Now, I have friends (of the “I’d help them move a corpse, and vice-versa” variety) who hold wacky beliefs. (Mostly religious ones, as you might expect.) And yes, there are topics that, by mostly-unspoken agreement, we venture into only rarely. But that’s because I don’t want to upset my friends (see “sense of identity and self-worth”, above). In other words, it’s about respecting the person, not the belief.

One thought on “Respecting Everyone’s Beliefs

  1. Obligatory pointer to Simon Blackburn’s essay “Religion and Respect”: http://www.phil.cam.ac.uk/~swb24/PAPERS/list.html

    Apropos your last paragraph: This last weekend, and old friend from evangelical days came to visit, along with two of her grown children (she has other family in the area, but they stayed with us). We seem to have a tacit agreement not to mention certain subjects ;-).

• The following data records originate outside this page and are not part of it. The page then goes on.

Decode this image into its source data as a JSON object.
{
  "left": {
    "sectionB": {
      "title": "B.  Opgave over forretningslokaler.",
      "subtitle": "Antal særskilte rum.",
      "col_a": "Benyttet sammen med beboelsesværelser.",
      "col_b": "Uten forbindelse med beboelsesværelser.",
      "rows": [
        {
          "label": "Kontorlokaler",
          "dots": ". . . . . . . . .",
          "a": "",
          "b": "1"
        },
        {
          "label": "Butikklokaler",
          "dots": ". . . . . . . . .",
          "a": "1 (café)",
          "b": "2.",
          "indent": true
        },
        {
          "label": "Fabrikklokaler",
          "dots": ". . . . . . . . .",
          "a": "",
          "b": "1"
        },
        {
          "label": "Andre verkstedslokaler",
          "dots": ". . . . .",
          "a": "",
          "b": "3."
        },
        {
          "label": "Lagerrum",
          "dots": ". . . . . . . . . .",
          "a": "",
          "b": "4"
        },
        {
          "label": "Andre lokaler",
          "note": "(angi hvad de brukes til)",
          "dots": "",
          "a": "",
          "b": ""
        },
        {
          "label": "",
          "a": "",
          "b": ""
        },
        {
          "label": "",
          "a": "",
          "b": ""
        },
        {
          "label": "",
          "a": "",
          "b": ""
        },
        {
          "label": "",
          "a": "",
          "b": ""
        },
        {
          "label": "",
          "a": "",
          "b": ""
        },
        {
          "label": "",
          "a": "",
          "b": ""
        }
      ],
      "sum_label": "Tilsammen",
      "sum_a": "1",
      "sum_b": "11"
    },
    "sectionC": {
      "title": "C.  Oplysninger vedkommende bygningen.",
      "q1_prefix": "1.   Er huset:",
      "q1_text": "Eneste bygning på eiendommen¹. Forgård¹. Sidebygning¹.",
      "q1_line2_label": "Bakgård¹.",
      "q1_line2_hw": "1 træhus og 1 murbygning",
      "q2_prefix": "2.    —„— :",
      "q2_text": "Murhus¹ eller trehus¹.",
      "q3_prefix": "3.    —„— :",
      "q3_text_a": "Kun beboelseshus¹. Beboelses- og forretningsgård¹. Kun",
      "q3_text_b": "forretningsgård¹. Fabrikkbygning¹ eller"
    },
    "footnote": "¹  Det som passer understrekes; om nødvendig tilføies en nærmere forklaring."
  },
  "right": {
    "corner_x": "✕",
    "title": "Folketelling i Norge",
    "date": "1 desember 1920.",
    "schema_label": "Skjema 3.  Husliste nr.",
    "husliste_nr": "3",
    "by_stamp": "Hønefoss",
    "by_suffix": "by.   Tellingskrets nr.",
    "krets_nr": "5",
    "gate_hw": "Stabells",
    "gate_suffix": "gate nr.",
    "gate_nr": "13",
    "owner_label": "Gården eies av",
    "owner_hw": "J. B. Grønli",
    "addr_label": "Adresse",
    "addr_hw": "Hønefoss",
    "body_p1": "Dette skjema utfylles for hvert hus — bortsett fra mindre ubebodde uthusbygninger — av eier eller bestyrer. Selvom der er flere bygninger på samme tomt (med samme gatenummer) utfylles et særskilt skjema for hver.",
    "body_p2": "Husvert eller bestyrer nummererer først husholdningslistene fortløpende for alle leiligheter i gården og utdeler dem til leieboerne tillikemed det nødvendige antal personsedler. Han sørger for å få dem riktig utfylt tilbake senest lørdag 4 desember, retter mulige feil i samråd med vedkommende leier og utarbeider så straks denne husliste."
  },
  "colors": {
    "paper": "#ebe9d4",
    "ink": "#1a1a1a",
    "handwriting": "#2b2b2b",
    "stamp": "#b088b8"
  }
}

  2. Sadly, I’m stuck with just such an arrangement with my parents with respect to their weirdo alternative medicine nonsense. As long as it amounts to nothing more than a waste of money, it’s easier for me to keep my mouth shut than to start a fight. I’ve found there’s no way to have that argument without coming across as an intellectual bully or agreeing to disagree about things that are objectively wrong about physics and chemistry.

    Of course, just as I will smile and nod about religion until somebody proposes actual witch burnings, the altie medicine truce will end the moment somebody gets cancer and the idea of using magnets instead of chemotherapy is floated.

  3. arensb:

    Yeah, that was pretty much the point I was getting at. My problem with allowing the little placebo games to go on is that lots of them get selectively remembered and piled up into some distant cousin of “data” when the cancer discussion comes up. That’s alarming to me. You can’t tell people that the relief they feel is all in their heads without coming off as a total ass, but if you let them collect a million little anecdotes (and forget the bad times), that’s a lot of ammunition they’ve amassed to fight when it comes down to something important. I just hope we never go there.

  4. Troublesome Frog:
    There was also a talk at TAM 8 where one of the panelists mentioned seeing homeopathic cold remedies right next to real ones at Wal-Mart. I don’t know about anyone else, but I’d like to be able to go into a pharmacy and just assume that the products sold under “cold remedies” are actual cold remedies. Ditto for other ailments.

  5. arensb Says:

    I don’t know about anyone else, but I’d like to be able to go into a pharmacy and just assume that the products sold under “cold remedies” are actual cold remedies. Ditto for other ailments.

    Personally I’d prefer there be an actual cold remedy but I’ll settle for accuracy in marketing so that products sold to treat cold symptoms are clearly labeled and marketed as such rather than as “cures.”

  6. Having homepathic remedies mixed in with real medicine drives me absolutely nuts. If you must sell those things on the shelves, at least have the real medicines marked with an easily identifiable seal of some sort so we can quickly skip over the stuff that people brew up in their garages or simply fill with tap water.

    My parents are convinced that homeopathic “medicine” and herbal remedies are not regulated by the FDA due to some sort of conspiracy by the conventional pharmaceutical industry to make them seem illegitimate. I couldn’t convince them that the last thing any of those companies wanted was for those products to come under the FDA’s regulatory scheme as they’d be pulled off the shelves in no time.

  7. In Canada, homeopathic, “traditional” and similar nostrums are regulated in that they have to be at least, non-poisonous. They pass through a regulatory process that basically blesses anything in the Materia Medica (homeo bible) or that “has traditionally been used for treatment of $CONDITION”. Evidence of actual efficacy is not required, although some of the more outrageous claims can be slapped down. I think the idea is that, given that people are selling this crap anyway, someone had better be making sure it isn’t killing people (at least, not directly).

  8. Eamon Knight:
    That’s a step in the right direction, though it’d be better if stuff that hasn’t been shown to work, or has been shown not to work, were labeled with a seal like the one Troublesome Frog suggested.